Llama 3.1 8B Benchmark Comparison

Comparing Esmeralda-Llama-3.1-8B-control against Llama 3.1 8B Instruct and Hermes-3-Llama-3.1-8B.

Benchmark	Esmeralda-Llama-3.1-8B-control	Llama 3.1 8B Instruct	Hermes-3-Llama-3.1-8B
HumanEval	57.3	56.1	52.4
MBPP	53.2	56.8	48.2
MMLU-Pro	31.9	null	31.0
GPQA Diamond	15.7	15.7	18.2
EQ-Bench	59.2	61.1	63.1
Percent Parseable	100.0	92.4	91.2

Visual Performance Overview

HumanEval (Coding)

Esmeralda-Llama-3.1-8B

57.3

Llama 3.1 Instruct

56.1

Hermes-3

52.4

MBPP (Python Coding)

Esmeralda-Llama-3.1-8B

53.2

Llama 3.1 Instruct

56.8

Hermes-3

48.2

Percent Parseable (Syntax Stability)

Esmeralda-Llama-3.1-8B

100.0

Llama 3.1 Instruct

92.4

Hermes-3

91.2

Key Takeaways

Esmeralda-Llama-3.1-8B-control slightly leads on HumanEval despite using a relatively small finetuning dataset.
Hermes-3-Llama-3.1-8B shows the strongest EQ-Bench and GPQA performance.
Base Llama 3.1 8B Instruct remains strongest overall on MBPP.
Esmeralda-Llama-3.1-8B-control achieves the best parseability at an absolute 100%.

Interpretation

Esmeralda-Llama-3.1-8B-control successfully preserves the original baseline structural strength of Llama 3.1 8B Instruct while drastically improving coding consistency and tool execution stability. Whereas Hermes-3 scales conversational reasoning and fluid persona characteristics, the Esmeralda control model zeroes in on output predictability and software integration stability.

🐉 Here Be Dragons

The following results are exploratory and are not directly comparable to standard TruthfulQA leaderboard scores. Moreover, the Esmeralda-Llama-3.1-8B-control model was quantized to 8-bit precision to accelerate evaluations, potentially reducing actual benchmark results slightly below full-precision execution capabilities.

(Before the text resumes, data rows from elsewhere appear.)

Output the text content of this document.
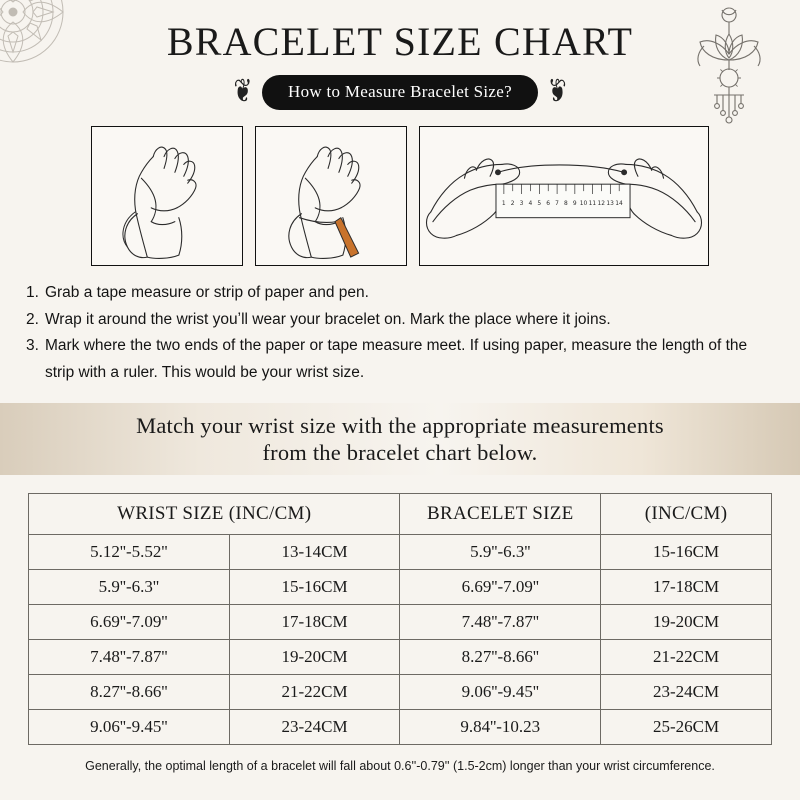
BRACELET SIZE CHART
❦	How to Measure Bracelet Size?	❦
1 2 3 4 5 6 7 8 9 10 11 12 13 14
1. Grab a tape measure or strip of paper and pen.
2. Wrap it around the wrist youʼll wear your bracelet on. Mark the place where it joins.
3. Mark where the two ends of the paper or tape measure meet. If using paper, measure the length of the strip with a ruler. This would be your wrist size.
Match your wrist size with the appropriate measurements
from the bracelet chart below.
WRIST SIZE (INC/CM)		BRACELET SIZE	(INC/CM)
5.12''-5.52''	13-14CM	5.9''-6.3''	15-16CM
5.9''-6.3''	15-16CM	6.69''-7.09''	17-18CM
6.69''-7.09''	17-18CM	7.48''-7.87''	19-20CM
7.48''-7.87''	19-20CM	8.27''-8.66''	21-22CM
8.27''-8.66''	21-22CM	9.06''-9.45''	23-24CM
9.06''-9.45''	23-24CM	9.84''-10.23	25-26CM
Generally, the optimal length of a bracelet will fall about 0.6''-0.79'' (1.5-2cm) longer than your wrist circumference.
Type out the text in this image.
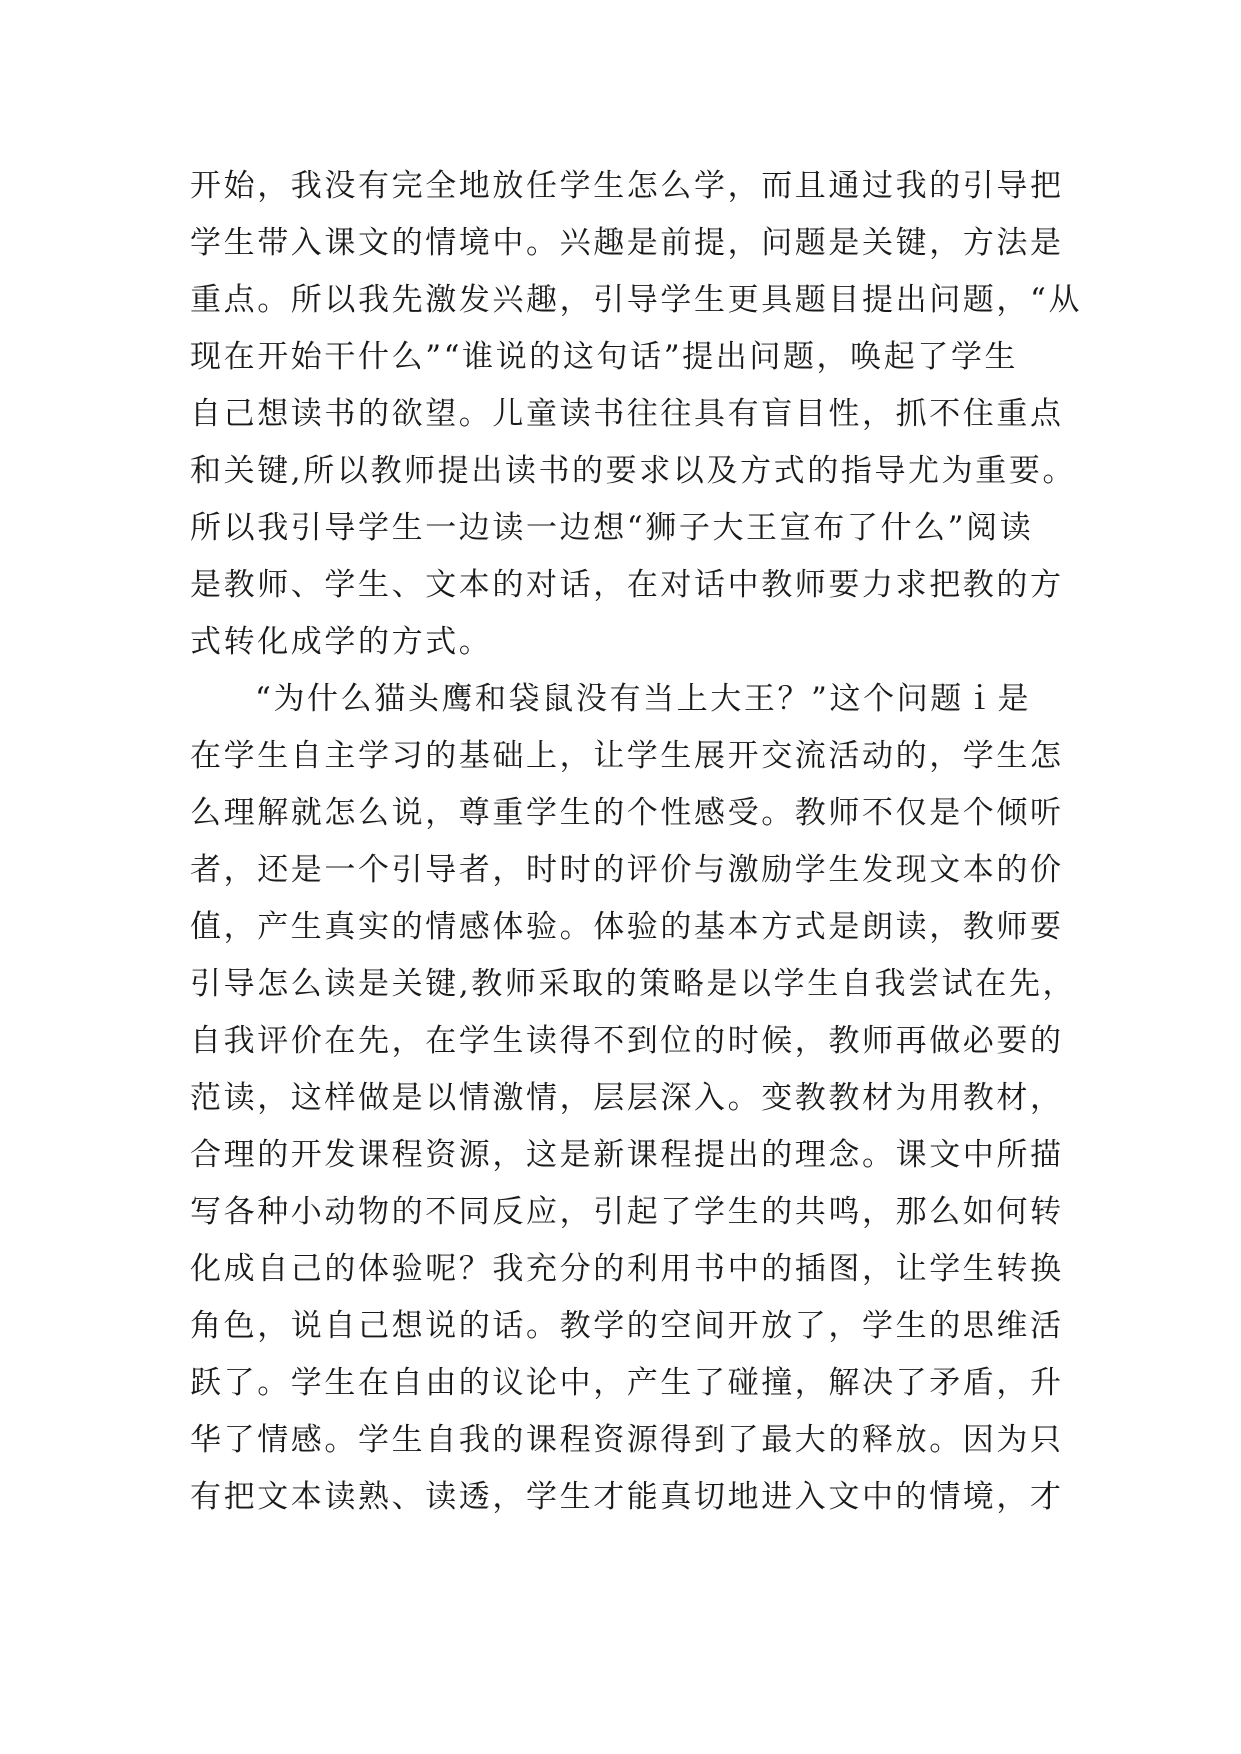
开始，我没有完全地放任学生怎么学，而且通过我的引导把
学生带入课文的情境中。兴趣是前提，问题是关键，方法是
重点。所以我先激发兴趣，引导学生更具题目提出问题，“从
现在开始干什么”“谁说的这句话”提出问题，唤起了学生
自己想读书的欲望。儿童读书往往具有盲目性，抓不住重点
和关键,所以教师提出读书的要求以及方式的指导尤为重要。
所以我引导学生一边读一边想“狮子大王宣布了什么”阅读
是教师、学生、文本的对话，在对话中教师要力求把教的方
式转化成学的方式。
“为什么猫头鹰和袋鼠没有当上大王？”这个问题ｉ是
在学生自主学习的基础上，让学生展开交流活动的，学生怎
么理解就怎么说，尊重学生的个性感受。教师不仅是个倾听
者，还是一个引导者，时时的评价与激励学生发现文本的价
值，产生真实的情感体验。体验的基本方式是朗读，教师要
引导怎么读是关键,教师采取的策略是以学生自我尝试在先，
自我评价在先，在学生读得不到位的时候，教师再做必要的
范读，这样做是以情激情，层层深入。变教教材为用教材，
合理的开发课程资源，这是新课程提出的理念。课文中所描
写各种小动物的不同反应，引起了学生的共鸣，那么如何转
化成自己的体验呢？我充分的利用书中的插图，让学生转换
角色，说自己想说的话。教学的空间开放了，学生的思维活
跃了。学生在自由的议论中，产生了碰撞，解决了矛盾，升
华了情感。学生自我的课程资源得到了最大的释放。因为只
有把文本读熟、读透，学生才能真切地进入文中的情境，才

Experimental Truthfulness Evaluation

Esmeralda-Llama-3.1-8B-control was evaluated on TruthfulQA using a freeform-generation setup rather than the standard multiple-choice MC1/MC2 methodology.

Evaluation procedure:

The model generated unrestricted freeform answers.
A separate judge model — Gemma 4 26B A4B — was prompted to assign:
- 1 for correct/truthful answers
- 0 for incorrect/hallucinated answers
The judge compared generations against the TruthfulQA reference answers.

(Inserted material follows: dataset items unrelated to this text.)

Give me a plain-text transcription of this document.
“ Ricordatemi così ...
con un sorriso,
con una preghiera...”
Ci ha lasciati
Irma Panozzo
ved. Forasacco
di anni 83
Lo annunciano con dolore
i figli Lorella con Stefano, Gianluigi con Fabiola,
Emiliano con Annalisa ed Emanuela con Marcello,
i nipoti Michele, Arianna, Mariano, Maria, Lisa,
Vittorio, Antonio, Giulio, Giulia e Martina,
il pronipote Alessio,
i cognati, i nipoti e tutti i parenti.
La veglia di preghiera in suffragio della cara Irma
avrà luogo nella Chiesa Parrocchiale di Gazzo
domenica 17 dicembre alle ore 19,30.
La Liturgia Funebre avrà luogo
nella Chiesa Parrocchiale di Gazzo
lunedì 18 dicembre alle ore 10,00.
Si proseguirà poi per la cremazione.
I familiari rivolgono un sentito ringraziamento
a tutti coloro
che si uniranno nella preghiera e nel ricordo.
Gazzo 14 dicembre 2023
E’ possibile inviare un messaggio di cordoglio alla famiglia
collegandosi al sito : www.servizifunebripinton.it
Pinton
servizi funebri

Model	Evaluation Method	Score
Esmeralda-Llama-3.1-8B-control	TruthfulQA LLM Judge	0.682
Hermes-3-Llama-3.1-8B	TruthfulQA MC2 (self-reported)	0.587

Notes

These numbers are not directly comparable due to differing evaluation setups.
MC2 evaluates constrained multiple-choice accuracy, while the Esmeralda evaluation measures freeform answer truthfulness judged semantically by an auxiliary LLM.
Manual inspection of sampled generations suggested the judge model behaved reliably for this experiment.
No official TruthfulQA score for Llama 3.1 8B Instruct could be located at the time of writing.

*This section is provided as an experimental reference rather than a standardized leaderboard claim.